Oligarşinin Dili Monarşinin Dili 8

Hemcinslerimiz totemi yasa ekseninde sağlatan ilişkilere dayalı eylem ve düşünmelerle ortaklaşacı oldular. Hemcinslerimiz üreten ilişkiler nedenle üretim hareketi içinde toplumsal insan olmuştular.

Aynı hemcinsler yani insanlar "üreten ilişkiler bağını gözden kaçırmakla" köle oldular. Köleci oldular. Köle olan, köleci ilişki; özne nesnel bir ittifak bağı olmak yerine; özne-öznellik üzerinde iman ahdi denen zikri söylemler olarak ortaya çıktılar.

El iman ahdi tamamen yalan, aldatma, büyü, sihir, algı ya da illüzyon üzerineydi. Sihir kelimenin tam anlamıyla gözbağı, büyü veya sihirdi. Sihirbaz ne yapar? Göz önündeki bir eşyayı, bir objeyi yok eder.

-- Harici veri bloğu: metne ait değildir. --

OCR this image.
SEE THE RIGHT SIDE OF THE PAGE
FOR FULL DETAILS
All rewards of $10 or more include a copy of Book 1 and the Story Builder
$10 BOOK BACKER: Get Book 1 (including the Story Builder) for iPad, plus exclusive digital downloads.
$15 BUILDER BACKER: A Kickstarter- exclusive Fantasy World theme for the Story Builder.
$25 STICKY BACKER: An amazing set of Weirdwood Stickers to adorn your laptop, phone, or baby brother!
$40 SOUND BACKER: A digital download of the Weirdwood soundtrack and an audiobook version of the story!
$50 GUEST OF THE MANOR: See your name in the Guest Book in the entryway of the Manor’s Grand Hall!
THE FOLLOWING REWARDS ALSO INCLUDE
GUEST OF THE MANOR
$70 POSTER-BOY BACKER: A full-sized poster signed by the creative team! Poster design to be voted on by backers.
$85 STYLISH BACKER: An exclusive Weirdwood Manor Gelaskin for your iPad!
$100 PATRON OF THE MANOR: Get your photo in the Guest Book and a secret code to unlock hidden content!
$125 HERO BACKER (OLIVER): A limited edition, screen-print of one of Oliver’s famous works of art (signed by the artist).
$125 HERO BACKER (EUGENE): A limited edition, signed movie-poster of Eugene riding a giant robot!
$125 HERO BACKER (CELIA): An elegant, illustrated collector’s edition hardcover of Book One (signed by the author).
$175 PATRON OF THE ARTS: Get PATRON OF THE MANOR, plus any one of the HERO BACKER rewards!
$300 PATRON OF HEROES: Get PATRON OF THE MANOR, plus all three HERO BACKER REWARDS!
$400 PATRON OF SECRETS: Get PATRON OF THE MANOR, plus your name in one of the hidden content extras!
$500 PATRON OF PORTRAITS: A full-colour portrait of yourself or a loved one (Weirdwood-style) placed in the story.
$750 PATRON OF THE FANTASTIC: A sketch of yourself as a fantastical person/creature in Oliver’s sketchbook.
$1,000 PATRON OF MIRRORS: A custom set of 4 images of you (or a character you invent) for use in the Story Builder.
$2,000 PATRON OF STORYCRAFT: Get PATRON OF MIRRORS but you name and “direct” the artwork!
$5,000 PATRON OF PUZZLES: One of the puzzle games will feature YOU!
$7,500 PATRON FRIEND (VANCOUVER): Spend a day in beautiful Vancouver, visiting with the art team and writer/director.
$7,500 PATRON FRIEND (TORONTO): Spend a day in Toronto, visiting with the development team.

Köleci iman ahdi de ayan beyan ortada olan kolektif ilişkili üreten kolektif süreci, kolektif bağıntıları, kolektif özneyi, kolektif iradeyi ve kolektif aklı; yok etmişti. Kolektif meşruiyeti zikir fikre ihale etmişti.

Köleci iman ahdi açık-açık; göz önünde olan kolektif ilişkileri; kolektif gücü abrakadabra denen zikri söylemle yok etmişti. Yok ettiği kaybı; kolektif ilişkili, kolektif bağı; özne-öznelliğin aklı olmakla veya aklı perdelemesiyle kaybettirdiğini, zikir olmakla iman ahdi olarak, ortaya çıkarmıştı.

Zikir denen hokus pokusla kolektif oluş gitmiş; gizlenen kolektif oluş yerine özelleştiren seçilmiş kişiler mülkiyetli emir ve emirliklerle mülk egemenliği ortaya çıkmıştı.

Bunu açıkça şöyle söyleyeyim. Zikir gelmeden önce kişilerin elinde; kolektif güç, kolektif zekâ, kolektif akıl, kolektif kapasite, kolektif sahiplik ve kolektif irade vs. vardı.

Zikir gelince artık kişilerin elinde zikir ve iman ahdi vardı. Zikredenin elinde takdirde bulunduğu; mülk benim dediği; lütfu keremde bulunduğu hüküm sahibi muazzam bir kolektif güç sahipliği vardı. Büyü buydu işte.

Ortada sürekli bir kolektif zenginlik veya sürekli bir kolektif çevrimle kamusal birikme yoksa ihalesi yapılacak, mülkün sahibi benim denen ihaleci şartname de ortada yoktur. El ‘in beyan ettiği zikre göre El ortaklığa (kamusal olana) ortaklara (kolektif oluşa) karşı çıkıyordu.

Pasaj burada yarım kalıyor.